Josh Davis, aka DJ Shadow, knows what it takes to make a classic album. In fact he did so six years ago with his stunning debut ”Entroducing.’ It something the likes of people have never seen or heard. Constructed entirely around samples, yet thrillingly original, it took DJ music to a whole new level.
Now DJ Shadow** returns with his second solo album ”The Private Press.” which still leaves you impressed but it takes a while to get you there. It’s an album that people seem to either love or hate. The problem may be that unlike ”Entroducing” the tracks on this album lack a soul and listener never really gets a chance to connect with them. It seems to be more of a collection of songs recorded over different time period and with no real connection between them. This makes the album a better listen as one track at a time rather then from start to finish.
”The Private Press” does contain some really good music. ’Blood On The Motorway’ is a chaotic masterpiece of strings, drums, pianos and various sounds that would have been perfect if the vocals were knocked down to just one or two lines. That seems to a common problem with ”The Private Press”, he lets the vocal samples run before the beats and sample have a chance to catch up.
’Fixed Income’ with its soft guitars comes across like a lost Massive Attack song and ’Giving Up The Ghost’ is pretty close to Shadow copying his previous works with good but not great results.
There is one wild experiment, ’Monosylabik’, which Shadow challenged himself by building a song around a simple two-bar break. Everything was chopped and mixed, a process that took two months to complete. The song seems to be out of place creating a mix of odd DJ breaks and minimalist electronia but somehow succeeds.

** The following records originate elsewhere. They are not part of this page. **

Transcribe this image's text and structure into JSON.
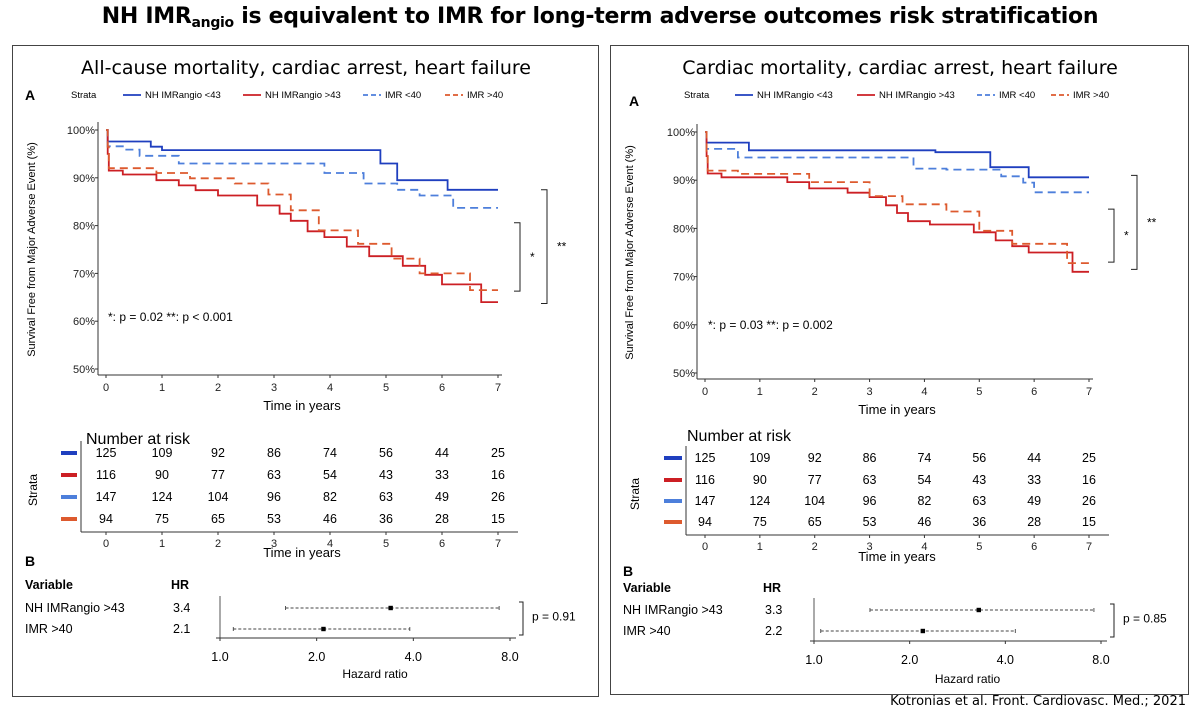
{
  "title": {
    "prefix": "NH IMR",
    "subscript": "angio",
    "suffix": " is equivalent to IMR for long-term adverse outcomes risk stratification"
  },
  "citation": "Kotronias et al. Front. Cardiovasc. Med.; 2021",
  "colors": {
    "nh_lt43": "#1f3fbf",
    "nh_gt43": "#cc1f24",
    "imr_lt40": "#4d7fdb",
    "imr_gt40": "#dd5a2e"
  },
  "chart_data": [
    {
      "type": "line",
      "title": "All-cause mortality, cardiac arrest, heart failure",
      "panel_a_label": "A",
      "panel_b_label": "B",
      "legend_title": "Strata",
      "ylabel": "Survival Free from Major Adverse Event (%)",
      "xlabel": "Time in years",
      "xlim": [
        0,
        7
      ],
      "ylim": [
        50,
        100
      ],
      "xticks": [
        "0",
        "1",
        "2",
        "3",
        "4",
        "5",
        "6",
        "7"
      ],
      "yticks": [
        "50%",
        "60%",
        "70%",
        "80%",
        "90%",
        "100%"
      ],
      "pvalue_text": "*: p = 0.02     **: p < 0.001",
      "bracket_single": "*",
      "bracket_double": "**",
      "series": [
        {
          "name": "NH IMRangio <43",
          "color_key": "nh_lt43",
          "dashed": false,
          "x": [
            0,
            0.03,
            0.6,
            0.8,
            1.0,
            4.3,
            4.9,
            5.2,
            6.1,
            7.0
          ],
          "y": [
            100,
            97.6,
            97.6,
            96.5,
            95.8,
            95.8,
            93,
            89.5,
            87.5,
            87.5
          ]
        },
        {
          "name": "NH IMRangio >43",
          "color_key": "nh_gt43",
          "dashed": false,
          "x": [
            0,
            0.03,
            0.05,
            0.3,
            0.6,
            0.9,
            1.3,
            1.6,
            2.0,
            2.7,
            3.1,
            3.3,
            3.6,
            3.9,
            4.3,
            4.7,
            5.3,
            5.7,
            6.0,
            6.7,
            7.0
          ],
          "y": [
            100,
            95,
            91.5,
            90.7,
            90.7,
            89.5,
            88.4,
            87.4,
            86.3,
            84.2,
            82.5,
            81,
            78.8,
            77.6,
            75.6,
            73.6,
            71.6,
            69.7,
            67.7,
            64,
            64
          ]
        },
        {
          "name": "IMR <40",
          "color_key": "imr_lt40",
          "dashed": true,
          "x": [
            0,
            0.03,
            0.3,
            0.6,
            1.3,
            3.9,
            4.6,
            5.2,
            5.6,
            6.2,
            7.0
          ],
          "y": [
            100,
            96.6,
            95.9,
            94.6,
            93,
            91,
            88.8,
            87.5,
            86.3,
            83.7,
            83.7
          ]
        },
        {
          "name": "IMR >40",
          "color_key": "imr_gt40",
          "dashed": true,
          "x": [
            0,
            0.03,
            0.05,
            0.9,
            1.5,
            2.3,
            2.9,
            3.3,
            3.8,
            4.5,
            5.1,
            5.6,
            6.5,
            7.0
          ],
          "y": [
            100,
            96.5,
            92,
            91,
            89.9,
            88.8,
            86.5,
            83.2,
            79,
            76.2,
            73.1,
            70,
            66.5,
            66.5
          ]
        }
      ],
      "risk_table": {
        "title": "Number at risk",
        "axis_label": "Strata",
        "xlabel": "Time in years",
        "rows": [
          [
            "125",
            "109",
            "92",
            "86",
            "74",
            "56",
            "44",
            "25"
          ],
          [
            "116",
            "90",
            "77",
            "63",
            "54",
            "43",
            "33",
            "16"
          ],
          [
            "147",
            "124",
            "104",
            "96",
            "82",
            "63",
            "49",
            "26"
          ],
          [
            "94",
            "75",
            "65",
            "53",
            "46",
            "36",
            "28",
            "15"
          ]
        ]
      },
      "forest": {
        "header_variable": "Variable",
        "header_hr": "HR",
        "xlabel": "Hazard ratio",
        "ticks": [
          "1.0",
          "2.0",
          "4.0",
          "8.0"
        ],
        "pvalue": "p = 0.91",
        "rows": [
          {
            "label": "NH IMRangio >43",
            "hr": 3.4,
            "hr_text": "3.4",
            "lo": 1.6,
            "hi": 7.4
          },
          {
            "label": "IMR >40",
            "hr": 2.1,
            "hr_text": "2.1",
            "lo": 1.1,
            "hi": 3.9
          }
        ]
      }
    },
    {
      "type": "line",
      "title": "Cardiac mortality, cardiac arrest, heart failure",
      "panel_a_label": "A",
      "panel_b_label": "B",
      "legend_title": "Strata",
      "ylabel": "Survival Free from Major Adverse Event (%)",
      "xlabel": "Time in years",
      "xlim": [
        0,
        7
      ],
      "ylim": [
        50,
        100
      ],
      "xticks": [
        "0",
        "1",
        "2",
        "3",
        "4",
        "5",
        "6",
        "7"
      ],
      "yticks": [
        "50%",
        "60%",
        "70%",
        "80%",
        "90%",
        "100%"
      ],
      "pvalue_text": "*: p = 0.03     **: p = 0.002",
      "bracket_single": "*",
      "bracket_double": "**",
      "series": [
        {
          "name": "NH IMRangio <43",
          "color_key": "nh_lt43",
          "dashed": false,
          "x": [
            0,
            0.03,
            0.6,
            0.8,
            4.2,
            5.2,
            5.9,
            7.0
          ],
          "y": [
            100,
            97.8,
            97.8,
            96.2,
            95.8,
            92.7,
            90.6,
            90.6
          ]
        },
        {
          "name": "NH IMRangio >43",
          "color_key": "nh_gt43",
          "dashed": false,
          "x": [
            0,
            0.03,
            0.05,
            0.3,
            1.5,
            1.9,
            2.6,
            3.0,
            3.3,
            3.5,
            3.7,
            4.1,
            4.9,
            5.3,
            5.6,
            5.9,
            6.7,
            7.0
          ],
          "y": [
            100,
            95,
            91.4,
            90.6,
            89.6,
            88.3,
            87.4,
            86.5,
            84.8,
            83.2,
            81.5,
            80.8,
            79.2,
            77.5,
            76.3,
            75,
            71,
            71
          ]
        },
        {
          "name": "IMR <40",
          "color_key": "imr_lt40",
          "dashed": true,
          "x": [
            0,
            0.03,
            0.6,
            2.6,
            3.8,
            4.4,
            5.4,
            5.8,
            6.0,
            7.0
          ],
          "y": [
            100,
            96.5,
            94.7,
            94.7,
            92.4,
            92.2,
            90.8,
            89.5,
            87.5,
            87.5
          ]
        },
        {
          "name": "IMR >40",
          "color_key": "imr_gt40",
          "dashed": true,
          "x": [
            0,
            0.03,
            0.05,
            0.6,
            1.9,
            3.0,
            3.6,
            4.4,
            5.0,
            5.6,
            6.6,
            7.0
          ],
          "y": [
            100,
            96,
            92,
            91.3,
            89.6,
            86.7,
            85,
            83.5,
            79.5,
            76.8,
            72.8,
            72.8
          ]
        }
      ],
      "risk_table": {
        "title": "Number at risk",
        "axis_label": "Strata",
        "xlabel": "Time in years",
        "rows": [
          [
            "125",
            "109",
            "92",
            "86",
            "74",
            "56",
            "44",
            "25"
          ],
          [
            "116",
            "90",
            "77",
            "63",
            "54",
            "43",
            "33",
            "16"
          ],
          [
            "147",
            "124",
            "104",
            "96",
            "82",
            "63",
            "49",
            "26"
          ],
          [
            "94",
            "75",
            "65",
            "53",
            "46",
            "36",
            "28",
            "15"
          ]
        ]
      },
      "forest": {
        "header_variable": "Variable",
        "header_hr": "HR",
        "xlabel": "Hazard ratio",
        "ticks": [
          "1.0",
          "2.0",
          "4.0",
          "8.0"
        ],
        "pvalue": "p = 0.85",
        "rows": [
          {
            "label": "NH IMRangio >43",
            "hr": 3.3,
            "hr_text": "3.3",
            "lo": 1.5,
            "hi": 7.6
          },
          {
            "label": "IMR >40",
            "hr": 2.2,
            "hr_text": "2.2",
            "lo": 1.05,
            "hi": 4.3
          }
        ]
      }
    }
  ]
}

”The Private Press” has moments that make you think of what might have been if Shadow did things a little different. He didn’t learn his lesson from the UNKLE album when he mixed vocals and beats. There are signs of his trademark sound, the looming psychedelic samples of records you’ve never even heard of. That is the joy of DJ Shadow, he’s an artist who raised the bar of DJ music to new height but ”The Private Press” finds him failing to advance enough to reach the mark he created.